When you decide to segregate your cluster in namespaces, you should protect against misuses in resources.
You shouldn't allow your user to use more resources than what you agreed in advance.
Cluster administrators can set constraints to limit the number of objects or amount of computing resources that are used in your project with quotas and limit ranges.
Containers without limits can lead to resource contention with other containers and unoptimized consumption of computing resources.
Kubernetes has two features for constraining resource utilisation: ResourceQuota and LimitRange.
With the LimitRange object, you can define default values for resource requests and limits for individual containers inside namespaces.

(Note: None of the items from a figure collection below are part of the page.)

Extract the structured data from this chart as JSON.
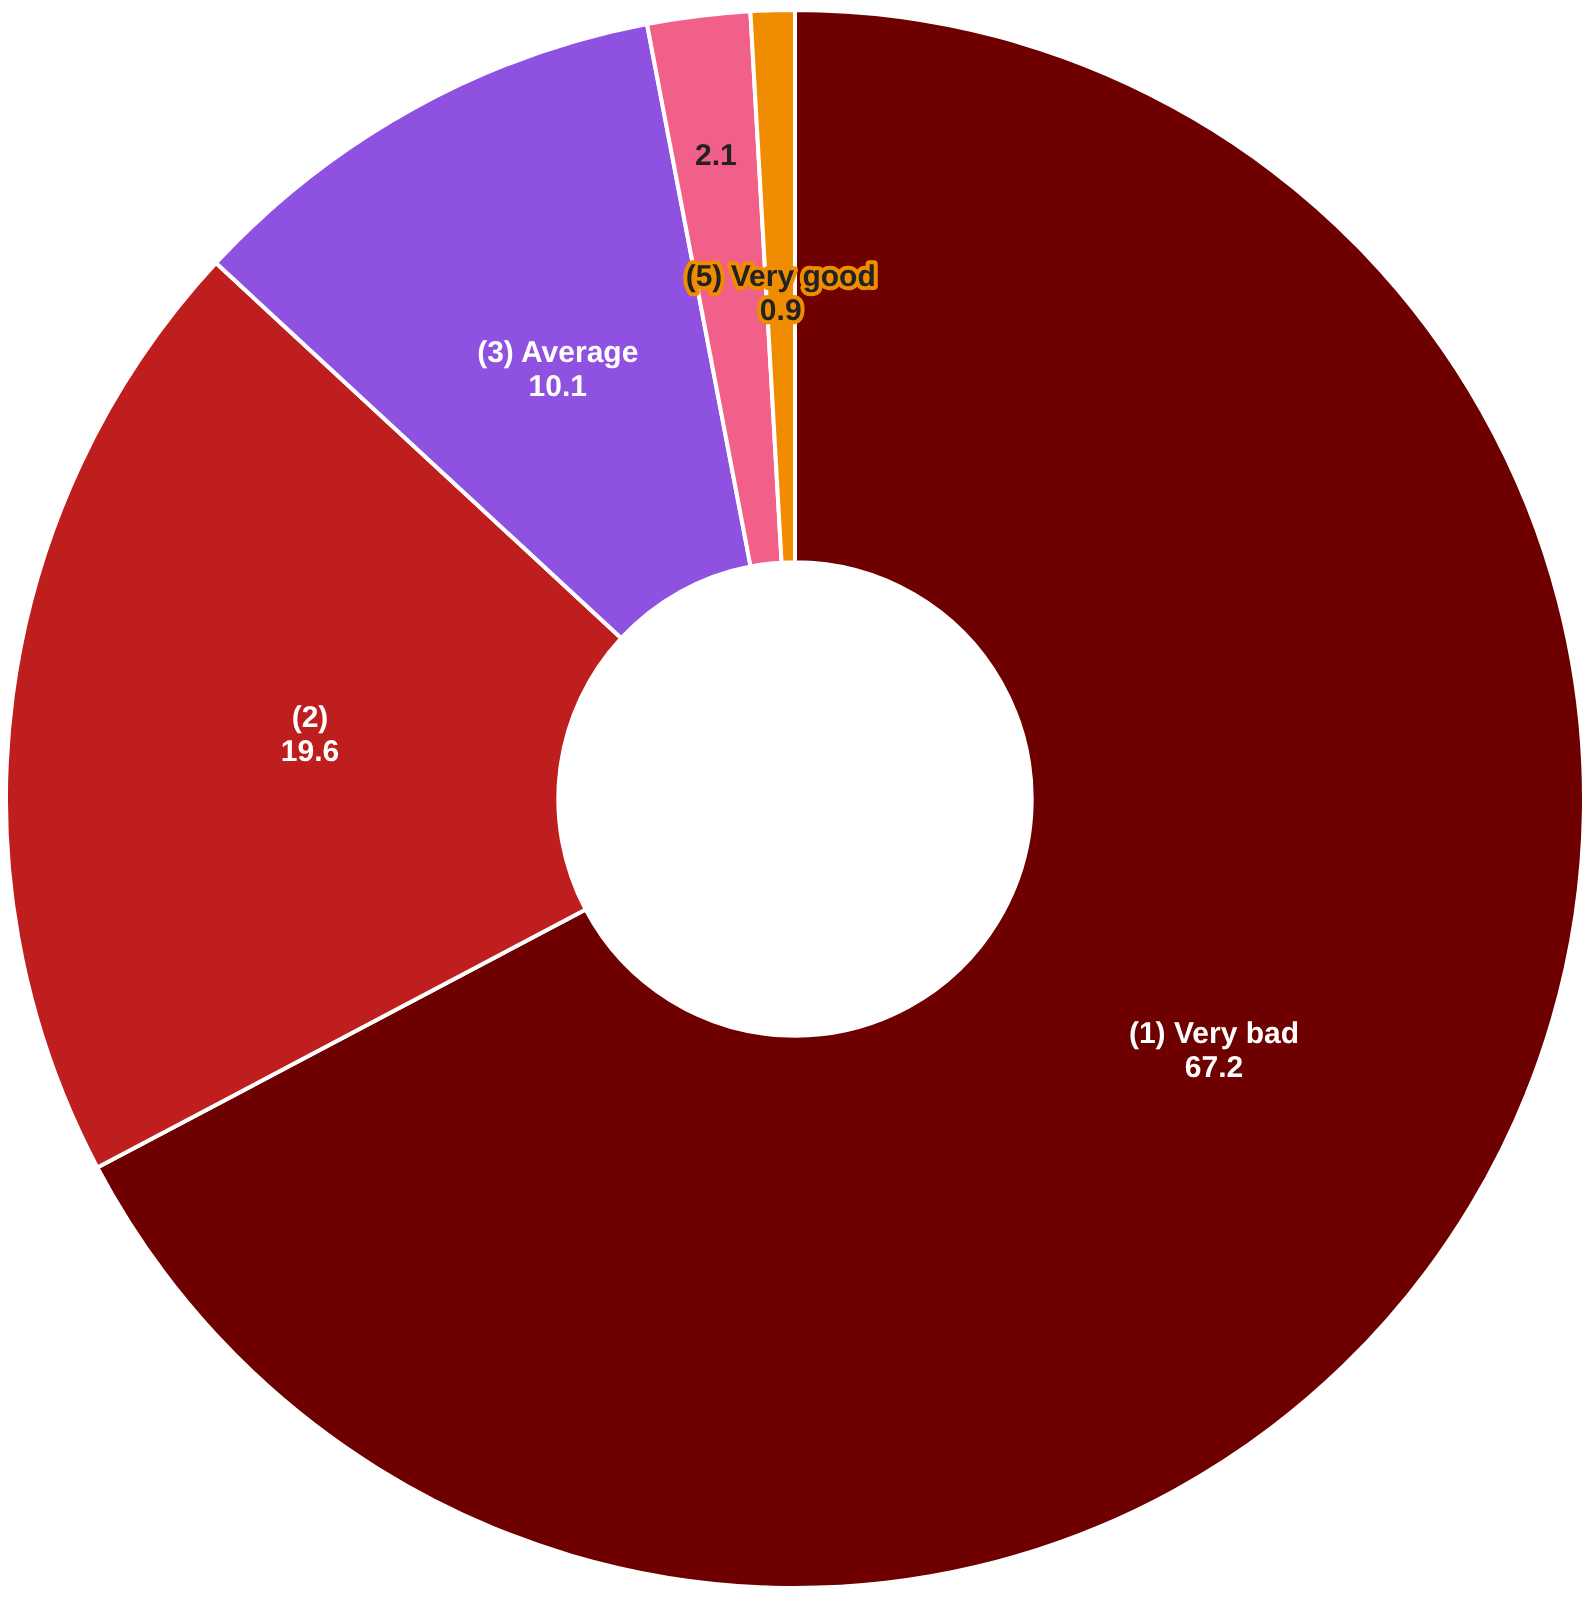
{
  "chart_data": {
    "type": "donut",
    "categories": [
      "(1) Very bad",
      "(2)",
      "(3) Average",
      null,
      "(5) Very good"
    ],
    "values": [
      67.2,
      19.6,
      10.1,
      2.1,
      0.9
    ],
    "colors": [
      "#6e0000",
      "#be1e1e",
      "#8f52e0",
      "#f06088",
      "#f08c00"
    ],
    "data_labels": true,
    "legend": false
  }
}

Any container created inside that namespace, without request and limit values explicitly specified, is assigned the default values.
Example Code:
apiVersion: v1
kind: LimitRange
metadata:
name: cpu-resource-constraint
spec:
limits:
- default: # this section defines default limits
cpu: 500m
defaultRequest: # this section defines default requests
cpu: 500m
max: # max and min define the limit range
cpu: "1"
min:
cpu: 100m
type: Container
With ResourceQuotas, you can limit the total resource consumption of all Pods/containers inside a Namespace.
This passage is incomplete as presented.